According to Martin Cook, the head of rates and lease advisory at KWB, a West Midlands-based commercial property agency, landlords could change leases to include common office areas, such as corridors and staircases, linking an occupying business’s premises together.
Landlords could then grant additional rights to other tenants in the building who may not be affected by the staircase tax to also use those same common office areas.
“Some landlords have already done this for major occupiers in their buildings, particularly those occupying consecutive floors, and it can work very well,” revealed Cook in a statement.
“If a tenant’s office spaces are close together then landlords may very well agree to the change, helping to mitigate current and future bills, as all the office space occupied by one tenant will be classed as one assessment. Unfortunately, this probably won’t affect backdated demands – only from the time the change is made.”

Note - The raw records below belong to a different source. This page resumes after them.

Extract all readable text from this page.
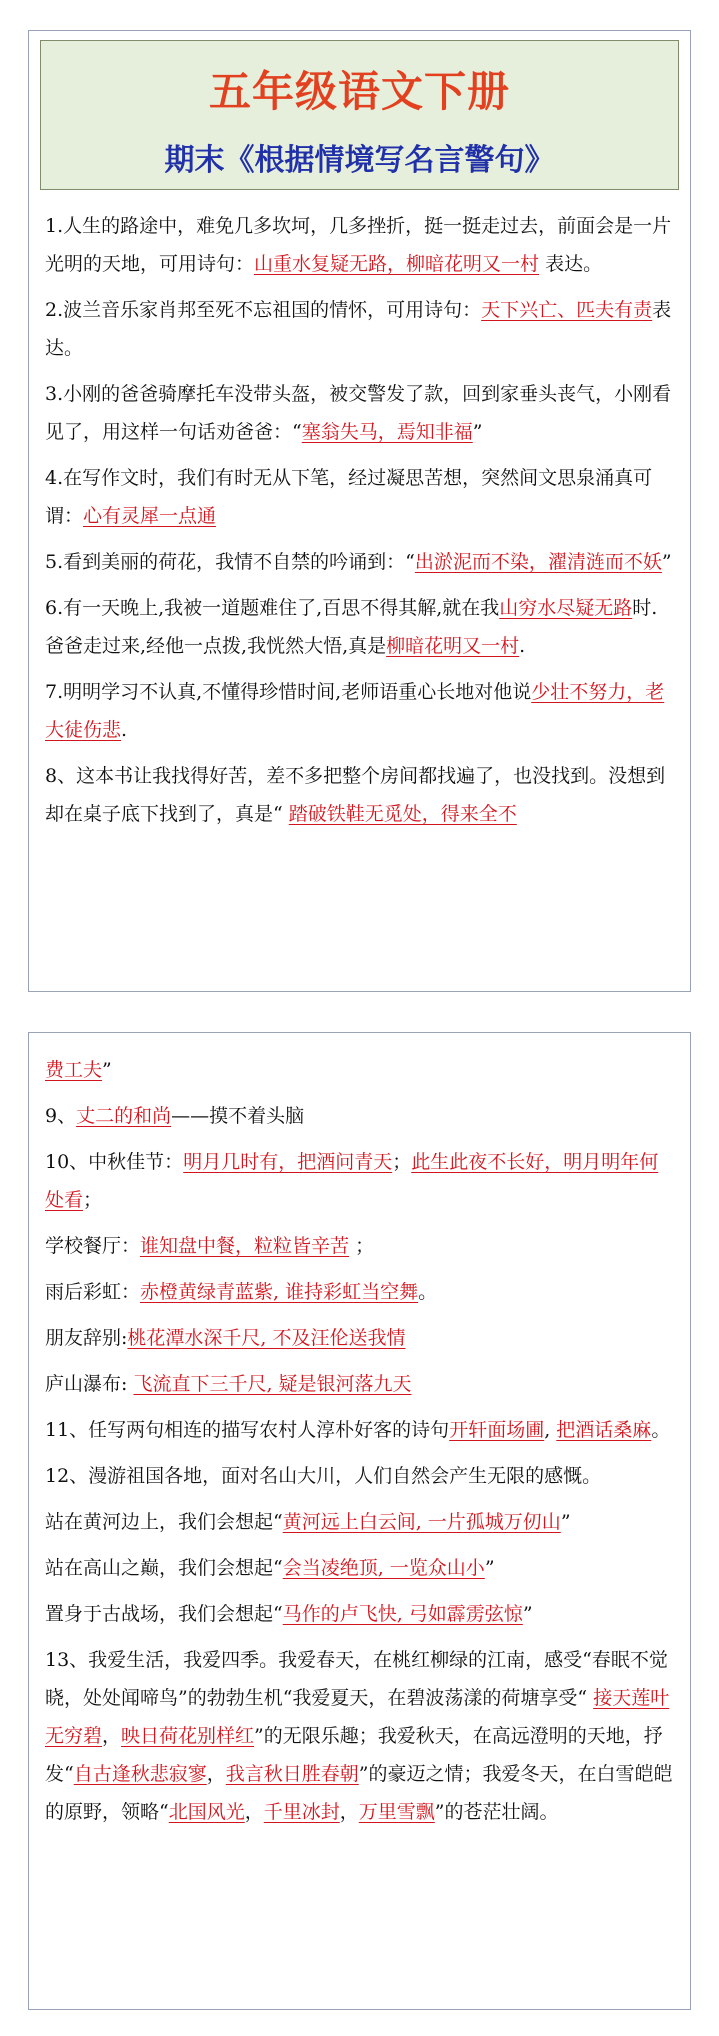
五年级语文下册
期末《根据情境写名言警句》

1.人生的路途中，难免几多坎坷，几多挫折，挺一挺走过去，前面会是一片光明的天地，可用诗句：山重水复疑无路，柳暗花明又一村 表达。

2.波兰音乐家肖邦至死不忘祖国的情怀，可用诗句：天下兴亡、匹夫有责表达。

3.小刚的爸爸骑摩托车没带头盔，被交警发了款，回到家垂头丧气，小刚看见了，用这样一句话劝爸爸：“塞翁失马，焉知非福”

4.在写作文时，我们有时无从下笔，经过凝思苦想，突然间文思泉涌真可谓：心有灵犀一点通

5.看到美丽的荷花，我情不自禁的吟诵到：“出淤泥而不染，濯清涟而不妖”

6.有一天晚上,我被一道题难住了,百思不得其解,就在我山穷水尽疑无路时.爸爸走过来,经他一点拨,我恍然大悟,真是柳暗花明又一村.

7.明明学习不认真,不懂得珍惜时间,老师语重心长地对他说少壮不努力，老大徒伤悲.

8、这本书让我找得好苦，差不多把整个房间都找遍了，也没找到。没想到却在桌子底下找到了，真是“ 踏破铁鞋无觅处，得来全不

费工夫”

9、丈二的和尚——摸不着头脑

10、中秋佳节：明月几时有，把酒问青天；此生此夜不长好，明月明年何处看；

学校餐厅：谁知盘中餐，粒粒皆辛苦 ；

雨后彩虹：赤橙黄绿青蓝紫, 谁持彩虹当空舞。

朋友辞别:桃花潭水深千尺, 不及汪伦送我情

庐山瀑布: 飞流直下三千尺, 疑是银河落九天

11、任写两句相连的描写农村人淳朴好客的诗句开轩面场圃, 把酒话桑麻。

12、漫游祖国各地，面对名山大川，人们自然会产生无限的感慨。

站在黄河边上，我们会想起“黄河远上白云间, 一片孤城万仞山”

站在高山之巅，我们会想起“会当凌绝顶, 一览众山小”

置身于古战场，我们会想起“马作的卢飞快, 弓如霹雳弦惊”

13、我爱生活，我爱四季。我爱春天，在桃红柳绿的江南，感受“春眠不觉晓，处处闻啼鸟”的勃勃生机“我爱夏天，在碧波荡漾的荷塘享受“ 接天莲叶无穷碧，映日荷花别样红”的无限乐趣；我爱秋天，在高远澄明的天地，抒发“自古逢秋悲寂寥，我言秋日胜春朝”的豪迈之情；我爱冬天，在白雪皑皑的原野，领略“北国风光，千里冰封，万里雪飘”的苍茫壮阔。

More than 30,000 small business in England and Wales are likely to be affected by the staircase tax, with those occupying several rooms inside a multi-let property most likely to be impacted.
The staircase tax demands that separate tax bills be issued for each office space a business occupies that are separated by a communal area, like a staircase, corridor or elevator.
The Valuation Office Agency (VOA) – the government body responsible for setting business rates – has said that it had no choice but to change the rules on multi-let properties following the Supreme Court judgement on the Mazars vs Woolway case in 2015, which the VOA claimed had “clarified the law” on the issue.
Cook went on to explain that the staircase tax was proving particularly unfair for firms that would otherwise benefit from 100 per cent business rates relief.
He said: “Because they are now receiving rates bills for each separate office space they occupy, businesses which previously received a single rates assessment and thought they would pay nothing, now face demands for thousands of pounds a year, plus a further demand for backdated payments for their split assessments.”